Ici, je vous donne un aperçu de L’énigme de Frege. Il ma aider à comprendre comment placé les contextes et informations que l’on nous fournis à leur place – les multiples informations sont des facteurs qui ont fait de moi ce que je suis et détermine la perception des choses qui m’entoure en définissant le Monde comme je le voie. Faire le site est en outre un problème de dissociation pour le lecteur – il faut pouvoir comprendre l’ensemble des faits sur les mêmes sujets.

Savoir faire la différence entre ce qui est faux et vrai est compliqué, surtout si l’on à mélanger la vérité et ce qui a été inventé.

Dans ses premiers essais sur le langage, le grand logicien Gottlob Frege soutenait que le sens d’un nom était sa référence. Par exemple, la signification du nom Mont blanc est la montagne elle-même. Mais dans ses œuvres ultérieurs il reconnut que deux noms pouvaient avoir la même référence tout en possédant des sens différents . Selon son raisonnement, si la signification d’un nom est sa référence et que deux nom on la même, utiliser l’un ou l’autre ne doit faire aucune différence pour le sens de la phrase.

Pour toi c’est Phosphoros et pour moi Hesperos. Accordons nos violons et appelons-la Vénus.

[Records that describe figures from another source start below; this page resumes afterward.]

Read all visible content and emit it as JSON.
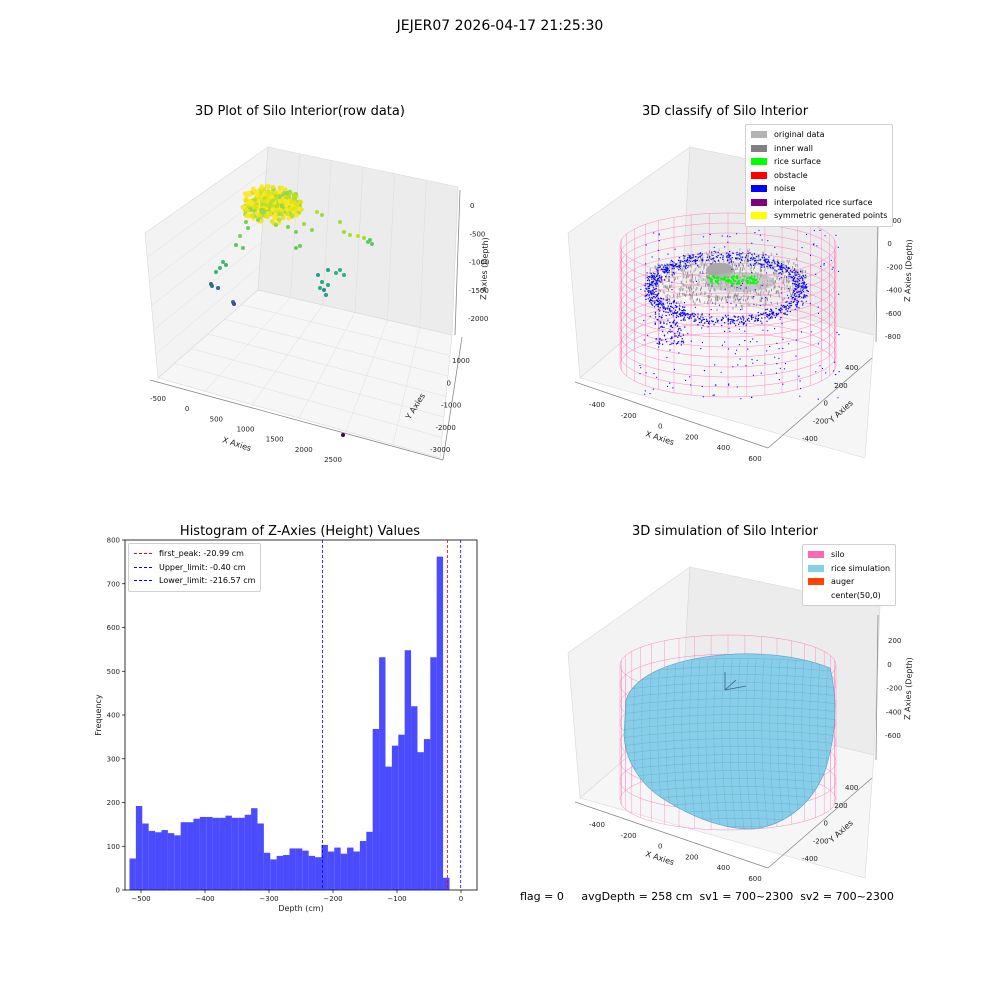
{
  "suptitle": "JEJER07 2026-04-17 21:25:30",
  "panel1": {
    "title": "3D Plot of Silo Interior(row data)",
    "xlabel": "X Axies",
    "ylabel": "Y Axies",
    "zlabel": "Z Axies (Depth)",
    "xticks": [
      "-500",
      "0",
      "500",
      "1000",
      "1500",
      "2000",
      "2500"
    ],
    "yticks": [
      "1000",
      "0",
      "-1000",
      "-2000",
      "-3000"
    ],
    "zticks": [
      "0",
      "-500",
      "-1000",
      "-1500",
      "-2000"
    ]
  },
  "panel2": {
    "title": "3D classify of Silo Interior",
    "xlabel": "X Axies",
    "ylabel": "Y Axies",
    "zlabel": "Z Axies (Depth)",
    "xticks": [
      "-400",
      "-200",
      "0",
      "200",
      "400",
      "600"
    ],
    "yticks": [
      "400",
      "200",
      "0",
      "-200",
      "-400"
    ],
    "zticks": [
      "200",
      "0",
      "-200",
      "-400",
      "-600",
      "-800"
    ],
    "legend": [
      {
        "label": "original data",
        "color": "#b3b3b3"
      },
      {
        "label": "inner wall",
        "color": "#808080"
      },
      {
        "label": "rice surface",
        "color": "#00ff00"
      },
      {
        "label": "obstacle",
        "color": "#ff0000"
      },
      {
        "label": "noise",
        "color": "#0000ff"
      },
      {
        "label": "interpolated rice surface",
        "color": "#800080"
      },
      {
        "label": "symmetric generated points",
        "color": "#ffff00"
      }
    ]
  },
  "panel3": {
    "title": "Histogram of Z-Axies (Height) Values",
    "xlabel": "Depth (cm)",
    "ylabel": "Frequency",
    "legend": [
      {
        "label": "first_peak: -20.99 cm",
        "color": "#ff0000"
      },
      {
        "label": "Upper_limit: -0.40 cm",
        "color": "#0000ff"
      },
      {
        "label": "Lower_limit: -216.57 cm",
        "color": "#0000ff"
      }
    ]
  },
  "panel4": {
    "title": "3D simulation of Silo Interior",
    "xlabel": "X Axies",
    "ylabel": "Y Axies",
    "zlabel": "Z Axies (Depth)",
    "xticks": [
      "-400",
      "-200",
      "0",
      "200",
      "400",
      "600"
    ],
    "yticks": [
      "400",
      "200",
      "0",
      "-200",
      "-400"
    ],
    "zticks": [
      "200",
      "0",
      "-200",
      "-400",
      "-600"
    ],
    "legend": [
      {
        "label": "silo",
        "color": "#ff69b4"
      },
      {
        "label": "rice simulation",
        "color": "#87ceeb"
      },
      {
        "label": "auger",
        "color": "#ff4500"
      },
      {
        "label": "center(50,0)",
        "color": ""
      }
    ]
  },
  "footer": "flag = 0     avgDepth = 258 cm  sv1 = 700~2300  sv2 = 700~2300",
  "chart_data": [
    {
      "type": "scatter",
      "title": "3D Plot of Silo Interior(row data)",
      "xlabel": "X Axies",
      "ylabel": "Y Axies",
      "zlabel": "Z Axies (Depth)",
      "xlim": [
        -500,
        2500
      ],
      "ylim": [
        -3000,
        1000
      ],
      "zlim": [
        -2000,
        0
      ]
    },
    {
      "type": "scatter",
      "title": "3D classify of Silo Interior",
      "xlabel": "X Axies",
      "ylabel": "Y Axies",
      "zlabel": "Z Axies (Depth)",
      "xlim": [
        -400,
        600
      ],
      "ylim": [
        -400,
        400
      ],
      "zlim": [
        -800,
        200
      ]
    },
    {
      "type": "bar",
      "title": "Histogram of Z-Axies (Height) Values",
      "xlabel": "Depth (cm)",
      "ylabel": "Frequency",
      "xlim": [
        -525,
        25
      ],
      "ylim": [
        0,
        800
      ],
      "xticks": [
        -500,
        -400,
        -300,
        -200,
        -100,
        0
      ],
      "yticks": [
        0,
        100,
        200,
        300,
        400,
        500,
        600,
        700,
        800
      ],
      "bin_start": -518,
      "bin_width": 10,
      "values": [
        72,
        192,
        152,
        135,
        132,
        137,
        130,
        125,
        155,
        155,
        163,
        167,
        167,
        165,
        165,
        170,
        165,
        165,
        172,
        187,
        152,
        85,
        70,
        78,
        80,
        95,
        95,
        90,
        78,
        75,
        103,
        88,
        97,
        83,
        97,
        88,
        112,
        133,
        368,
        532,
        282,
        330,
        355,
        548,
        420,
        315,
        345,
        532,
        762,
        28
      ],
      "lines": [
        {
          "name": "first_peak",
          "x": -20.99,
          "color": "#ff0000"
        },
        {
          "name": "Upper_limit",
          "x": -0.4,
          "color": "#0000ff"
        },
        {
          "name": "Lower_limit",
          "x": -216.57,
          "color": "#0000ff"
        }
      ]
    },
    {
      "type": "scatter",
      "title": "3D simulation of Silo Interior",
      "xlabel": "X Axies",
      "ylabel": "Y Axies",
      "zlabel": "Z Axies (Depth)",
      "xlim": [
        -400,
        600
      ],
      "ylim": [
        -400,
        400
      ],
      "zlim": [
        -600,
        200
      ]
    }
  ]
}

Puisque «Phosphoros et Héspéros» sont deux noms de la planète vénus. 1 Héspéros est Phosphoros et 2 «Héspéros est Hésperos» devraient avoir la même signification. Cependant Frege remarqua que le sens différait parce que 1 exprime une découverte astronomique significative alors que 2 ) n’est qu’une banalité.

L’énigme de Fruge offre une explication à ce phénomène. La solution qu’il proposa est que la signification d’un nom est la condition qui repère l’individu ( s’il existe ) qui la remplit en tant que référence du nom. Héspéros et Phosphoros possèdent des sens différents informatifs qui se rapporte a la même référence. C’est ce qui explique pouruqoi (1) est un message informatif quand (2) n’est qu’une banalité. Une grande part de la philosphie du langage du Xxe siècle comprend une discussion de la notion de sens selon Frege.

Condensé

Si «Hesperos et Phosphoros »sont simplement des noms différents pour le même objet – la planète Vénus – comment se fait-il que Hesperos est Phosphoros aient des signification différentes ?

Gottlob Frege

Friedrich Ludwig Gottlob Frege (né le 8 novembre 1848 à Wismar – mort le 26 juillet 1925 à Bad Kleinen) est un mathématicien, logicien et philosophe allemand, créateur de la logique moderne et plus précisément du calcul propositionnel moderne : le calcul des prédicats.

Il est en outre considéré comme l’un des plus importants représentants du logicisme. C’est à la suite de son ouvrage Les Fondements de l’arithmétique, où il tente de dériver l’arithmétique de la logique, que Russell lui a fait parvenir le paradoxe qui porte son nom. Néanmoins Frege n’entendait nullement réduire le raisonnement mathématique à sa seule dimension logique. Son idéographie visait à associer sur la même page, et de manière explicite, le contenu mathématique (ligne horizontale de la page) et la structure logique (ligne verticale).

AVERTISSEMENT /

Les informations vous aideront à comprendre ce qui se passe dans le présent, le passé ou le futur, elles sont seulement à titre informatif.